Results of the numerical simulations.

Typical pressure distribution in case of free-slip (a) and no-slip (b) boundary conditions imposed on the bottom of the Petri dish. The flow field has an axial symmetry, and only the right half of the geometry is shown in the side views. The real-life velocity profile (and other integral quantities such as the pressure drop) is expected to lie between these two extreme cases. Distance between the tip of the micropipette and the bottom of the Petri dish: H = 10 µm. Flow rate: 6 µl/s. To validate the results of simulations we compared the simulated flow rate of the micropipette to the experimental values as a function of the vacuum value with H = 5 µm (c) and H = 10 µm (d) taking into consideration corrections due to gravity, pressure drop in the PTFE tube and the flow velocity in the micropipette (Figure S1 in File S1).

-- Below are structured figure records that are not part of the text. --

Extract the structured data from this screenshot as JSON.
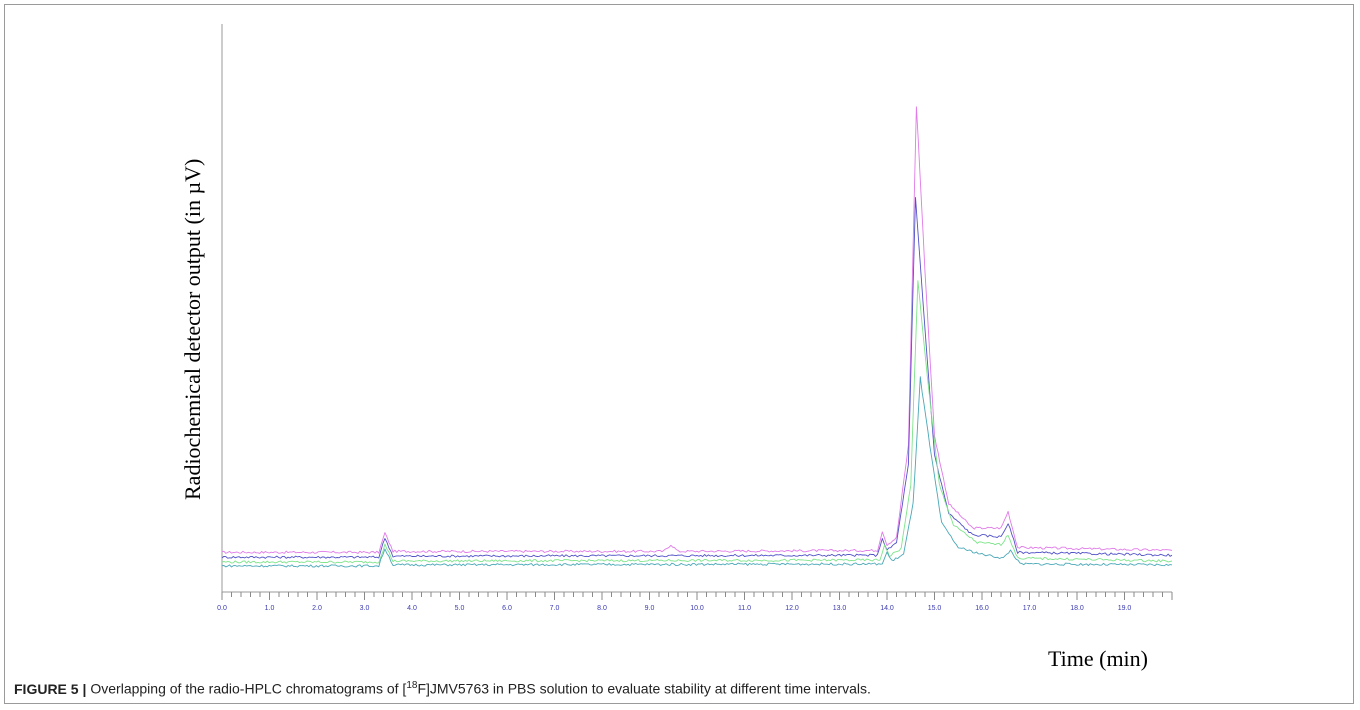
{
  "chart_data": {
    "type": "line",
    "xlabel": "Time (min)",
    "ylabel": "Radiochemical detector output (in µV)",
    "xlim": [
      0.0,
      20.0
    ],
    "x_ticks": [
      "0.0",
      "1.0",
      "2.0",
      "3.0",
      "4.0",
      "5.0",
      "6.0",
      "7.0",
      "8.0",
      "9.0",
      "10.0",
      "11.0",
      "12.0",
      "13.0",
      "14.0",
      "15.0",
      "16.0",
      "17.0",
      "18.0",
      "19.0"
    ],
    "grid": false,
    "series": [
      {
        "color": "#e07be8",
        "x": [
          0.0,
          3.3,
          3.43,
          3.6,
          9.3,
          9.45,
          9.6,
          13.8,
          13.9,
          14.0,
          14.2,
          14.45,
          14.62,
          14.8,
          15.0,
          15.3,
          15.8,
          16.4,
          16.55,
          16.75,
          20.0
        ],
        "y": [
          10,
          10,
          30,
          11,
          11,
          18,
          11,
          12,
          32,
          18,
          25,
          120,
          470,
          300,
          130,
          60,
          35,
          35,
          52,
          15,
          12
        ]
      },
      {
        "color": "#5252c8",
        "x": [
          0.0,
          3.3,
          3.43,
          3.6,
          13.8,
          13.9,
          14.0,
          14.2,
          14.45,
          14.6,
          14.8,
          15.0,
          15.3,
          15.8,
          16.4,
          16.55,
          16.75,
          20.0
        ],
        "y": [
          5,
          5,
          25,
          6,
          7,
          25,
          12,
          20,
          100,
          375,
          240,
          110,
          50,
          28,
          26,
          40,
          10,
          7
        ]
      },
      {
        "color": "#7ee48a",
        "x": [
          0.0,
          3.3,
          3.43,
          3.6,
          13.85,
          13.95,
          14.05,
          14.3,
          14.5,
          14.65,
          14.85,
          15.1,
          15.4,
          15.9,
          16.4,
          16.55,
          16.75,
          20.0
        ],
        "y": [
          0,
          0,
          18,
          1,
          2,
          18,
          6,
          14,
          80,
          290,
          190,
          80,
          38,
          20,
          18,
          28,
          4,
          1
        ]
      },
      {
        "color": "#4aa8b8",
        "x": [
          0.0,
          3.3,
          3.43,
          3.6,
          13.9,
          14.0,
          14.1,
          14.35,
          14.55,
          14.7,
          14.9,
          15.15,
          15.5,
          16.0,
          16.45,
          16.6,
          16.8,
          20.0
        ],
        "y": [
          -4,
          -4,
          14,
          -3,
          -2,
          10,
          1,
          8,
          60,
          190,
          120,
          40,
          15,
          8,
          4,
          12,
          -2,
          -3
        ]
      }
    ]
  },
  "caption": {
    "label": "FIGURE 5 |",
    "text_before": "Overlapping of the radio-HPLC chromatograms of [",
    "sup": "18",
    "text_after": "F]JMV5763 in PBS solution to evaluate stability at different time intervals."
  }
}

Simulation with free-slip condition on the bottom of the Petri dish proved to be a better approximation of the experiments than the no-slip simulations. Thus we determined the lifting force (e) acting on the hemisphere model of the cell on the basis of the free-slip simulations as a function of the vacuum applied to the micropipette. With a linear fitting we found the following relation between the hydrodynamic lifting force (FL) and the vacuum (V) applied to the micropipette: FL = 0.172 [nN/Pa] * V +311 [nN] (R2 = 0.996) if H = 5 µm. FL = 0.071 [nN/Pa] * V +961 [nN] (R2 = 0.999) if H = 10 µm. We used these coefficients to convert the experimental vacuum values to an estimated lifting force.